Among divers, Vanuatu is famous for one thing: the wreck of the President Coolidge. The Coolidge was a cruise liner built in the 1930s and converted to a troop carrier during the Second World War. During the war some 100,000 Americans were stationed on the island of Espiritu Santo, turning the sleepy South Pacific Island into a bustling city. In 1942 the ship blundered into its own mines and sank just off one of Santo’s beaches. Today it is one of the best wreck dives in the world.

Diving with a guide from a local diving centre I spent a week exploring the largely intact ship. My guide led me through long corridors, peering into cabins and bathrooms where art-deco lamps and baths are still in place. In the promenade deck we found helmets, gas masks and rifles. The holds still carried their cargo of jeeps, field guns and aircraft drop tanks. Jars of ointment and glass phials of penicillin have somehow survived intact in the medical supplies cupboard.

Million Dollar Point

Million Dollar Point

A lesser diving attraction is Million Dollar Point. At the end of the war the US army offered to sell its surplus equipment to the French government of Vanuatu. When the buyers stalled beyond the deadline, the army dumped trucks, jeeps, spare parts, even rations of Coca Cola into the sea.

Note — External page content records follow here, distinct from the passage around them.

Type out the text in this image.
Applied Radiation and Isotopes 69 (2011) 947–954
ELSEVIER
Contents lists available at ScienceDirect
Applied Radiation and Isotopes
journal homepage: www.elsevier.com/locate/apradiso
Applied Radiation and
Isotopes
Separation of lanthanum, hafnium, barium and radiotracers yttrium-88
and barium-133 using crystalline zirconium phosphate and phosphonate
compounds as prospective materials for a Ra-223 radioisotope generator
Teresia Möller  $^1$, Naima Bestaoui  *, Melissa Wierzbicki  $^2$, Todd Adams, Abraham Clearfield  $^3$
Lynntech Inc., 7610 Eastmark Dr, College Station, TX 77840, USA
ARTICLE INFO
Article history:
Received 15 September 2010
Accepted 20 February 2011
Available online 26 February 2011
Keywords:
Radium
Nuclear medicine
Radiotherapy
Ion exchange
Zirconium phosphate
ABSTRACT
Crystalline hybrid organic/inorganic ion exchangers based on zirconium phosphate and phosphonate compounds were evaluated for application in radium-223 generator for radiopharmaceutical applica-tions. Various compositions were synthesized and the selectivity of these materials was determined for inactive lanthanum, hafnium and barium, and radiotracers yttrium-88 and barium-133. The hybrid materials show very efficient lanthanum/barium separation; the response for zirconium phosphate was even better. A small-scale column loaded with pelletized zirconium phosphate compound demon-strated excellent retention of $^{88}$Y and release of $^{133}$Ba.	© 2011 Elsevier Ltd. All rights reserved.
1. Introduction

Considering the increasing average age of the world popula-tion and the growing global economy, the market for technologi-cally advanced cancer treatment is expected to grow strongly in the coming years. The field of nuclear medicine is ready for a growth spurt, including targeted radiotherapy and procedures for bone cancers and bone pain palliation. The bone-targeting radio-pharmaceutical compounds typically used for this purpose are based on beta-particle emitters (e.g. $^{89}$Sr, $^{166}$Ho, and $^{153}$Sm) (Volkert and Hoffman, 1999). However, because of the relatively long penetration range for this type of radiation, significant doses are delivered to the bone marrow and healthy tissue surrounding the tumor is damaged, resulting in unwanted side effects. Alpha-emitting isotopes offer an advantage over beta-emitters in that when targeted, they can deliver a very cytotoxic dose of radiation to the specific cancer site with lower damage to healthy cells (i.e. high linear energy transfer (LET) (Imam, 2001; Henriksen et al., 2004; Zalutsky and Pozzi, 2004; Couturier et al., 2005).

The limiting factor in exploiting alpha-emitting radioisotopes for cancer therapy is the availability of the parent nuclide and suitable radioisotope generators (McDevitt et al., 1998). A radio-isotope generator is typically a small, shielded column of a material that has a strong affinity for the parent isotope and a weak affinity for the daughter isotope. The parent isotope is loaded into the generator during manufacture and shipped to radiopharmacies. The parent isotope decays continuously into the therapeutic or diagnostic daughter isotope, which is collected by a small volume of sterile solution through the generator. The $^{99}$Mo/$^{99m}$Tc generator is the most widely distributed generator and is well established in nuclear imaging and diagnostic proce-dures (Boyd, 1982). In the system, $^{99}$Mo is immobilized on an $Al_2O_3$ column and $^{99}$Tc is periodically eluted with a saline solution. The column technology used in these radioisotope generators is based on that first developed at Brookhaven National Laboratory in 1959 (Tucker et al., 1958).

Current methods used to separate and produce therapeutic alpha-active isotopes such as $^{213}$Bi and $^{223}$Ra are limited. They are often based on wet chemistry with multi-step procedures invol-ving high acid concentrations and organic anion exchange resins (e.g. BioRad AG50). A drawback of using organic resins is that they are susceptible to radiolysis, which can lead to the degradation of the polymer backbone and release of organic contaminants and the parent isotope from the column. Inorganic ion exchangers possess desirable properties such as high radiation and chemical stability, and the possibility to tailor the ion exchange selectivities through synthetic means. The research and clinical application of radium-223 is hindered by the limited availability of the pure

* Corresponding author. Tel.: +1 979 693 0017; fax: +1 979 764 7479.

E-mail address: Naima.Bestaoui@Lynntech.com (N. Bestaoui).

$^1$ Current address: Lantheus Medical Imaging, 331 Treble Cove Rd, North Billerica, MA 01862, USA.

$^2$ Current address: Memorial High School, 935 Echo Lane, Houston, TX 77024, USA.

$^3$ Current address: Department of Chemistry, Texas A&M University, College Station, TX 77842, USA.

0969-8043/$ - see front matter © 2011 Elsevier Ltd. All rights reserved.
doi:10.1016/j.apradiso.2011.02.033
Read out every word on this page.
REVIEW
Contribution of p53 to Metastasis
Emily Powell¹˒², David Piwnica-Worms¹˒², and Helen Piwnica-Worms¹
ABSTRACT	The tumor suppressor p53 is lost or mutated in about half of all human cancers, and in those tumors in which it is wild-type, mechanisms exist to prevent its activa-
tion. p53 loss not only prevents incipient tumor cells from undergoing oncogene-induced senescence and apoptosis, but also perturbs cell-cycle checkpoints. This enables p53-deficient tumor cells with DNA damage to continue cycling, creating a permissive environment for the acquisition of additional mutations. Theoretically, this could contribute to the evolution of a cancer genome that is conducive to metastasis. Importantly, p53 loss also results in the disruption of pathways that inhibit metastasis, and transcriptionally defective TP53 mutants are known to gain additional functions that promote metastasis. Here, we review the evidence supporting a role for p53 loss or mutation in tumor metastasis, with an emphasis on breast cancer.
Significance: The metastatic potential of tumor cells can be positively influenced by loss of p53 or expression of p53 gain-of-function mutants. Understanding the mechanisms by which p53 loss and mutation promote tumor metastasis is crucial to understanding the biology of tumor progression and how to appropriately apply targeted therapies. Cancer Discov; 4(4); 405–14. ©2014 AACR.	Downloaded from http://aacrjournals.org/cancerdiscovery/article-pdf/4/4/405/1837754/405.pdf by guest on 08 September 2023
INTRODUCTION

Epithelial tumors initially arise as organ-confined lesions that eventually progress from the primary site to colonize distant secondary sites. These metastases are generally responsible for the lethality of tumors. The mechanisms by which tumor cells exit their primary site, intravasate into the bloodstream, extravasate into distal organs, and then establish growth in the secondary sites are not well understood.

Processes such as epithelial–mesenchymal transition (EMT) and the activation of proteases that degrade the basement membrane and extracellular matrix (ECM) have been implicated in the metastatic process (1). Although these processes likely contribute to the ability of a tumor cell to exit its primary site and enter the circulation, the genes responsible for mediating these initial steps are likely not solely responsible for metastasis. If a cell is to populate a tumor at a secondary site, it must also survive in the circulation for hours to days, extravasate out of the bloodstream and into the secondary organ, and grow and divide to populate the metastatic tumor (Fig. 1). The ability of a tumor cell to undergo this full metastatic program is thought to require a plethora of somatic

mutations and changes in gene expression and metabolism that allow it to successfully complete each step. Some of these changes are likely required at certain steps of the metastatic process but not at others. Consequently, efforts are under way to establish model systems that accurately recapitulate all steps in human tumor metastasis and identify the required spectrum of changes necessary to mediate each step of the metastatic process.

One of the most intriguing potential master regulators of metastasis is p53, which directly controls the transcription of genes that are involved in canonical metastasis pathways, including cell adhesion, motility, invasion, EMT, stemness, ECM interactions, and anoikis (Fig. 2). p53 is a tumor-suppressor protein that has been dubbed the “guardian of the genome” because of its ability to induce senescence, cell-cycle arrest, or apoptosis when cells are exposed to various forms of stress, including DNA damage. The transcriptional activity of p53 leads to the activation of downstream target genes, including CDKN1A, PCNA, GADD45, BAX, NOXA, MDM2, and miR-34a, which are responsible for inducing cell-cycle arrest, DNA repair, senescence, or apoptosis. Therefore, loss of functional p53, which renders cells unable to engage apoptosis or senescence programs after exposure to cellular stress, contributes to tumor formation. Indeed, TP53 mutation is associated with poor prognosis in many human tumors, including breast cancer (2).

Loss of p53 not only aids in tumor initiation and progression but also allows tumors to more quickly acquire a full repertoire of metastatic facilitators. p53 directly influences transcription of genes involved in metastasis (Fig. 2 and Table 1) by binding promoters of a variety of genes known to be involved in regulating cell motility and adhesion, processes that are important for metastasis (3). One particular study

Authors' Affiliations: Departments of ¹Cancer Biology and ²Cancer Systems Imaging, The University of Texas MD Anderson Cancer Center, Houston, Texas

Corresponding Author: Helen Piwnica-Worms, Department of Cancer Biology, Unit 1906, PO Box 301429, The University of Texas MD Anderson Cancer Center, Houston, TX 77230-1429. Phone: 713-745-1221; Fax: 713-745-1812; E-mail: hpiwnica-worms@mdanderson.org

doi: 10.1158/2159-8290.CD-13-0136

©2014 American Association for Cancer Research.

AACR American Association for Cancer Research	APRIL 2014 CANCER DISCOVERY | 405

The disordered jumble of equipment encrusted with coral and home to schools of fish makes an unsettling dive.

The diving in Santo is deep and adventurous, but the conditions are easy. Both the Coolidge and Million Dollar Point are reached by strolling down the beach and swimming a few metres out from shore. The water is clear and warm.

Shopping on Santo

Despite being home to one of the most famous dive sites in the world, Santo is not cashing in. Coolidge t-shirts … baseball caps … souvenir beach towels … I found none of these on sale in the main town, Luganville. Even the few postcards available have a home-spun look, and are really just photographs pasted onto white card.

However if you feel the need for a Tilley lantern or a loud tropical print shirt, Luganville is the place for you. It’s fun to shop in the food market where bunches of vegetables come wrapped in a basket woven from a green coconut leaves. In fact the one thing you can get in Santo is excellent food including delicious, locally-produced beef and Chinese cuisine.

Like the shopping opportunities, specific tourist attractions are few and far between. For a diver, that’s not a problem, as the main attraction lies on the sea bed, waiting to be explored.

Air Vanuatu flies daily to and from Australia and three times a week to and from New Zealand as well as providing air links between the islands.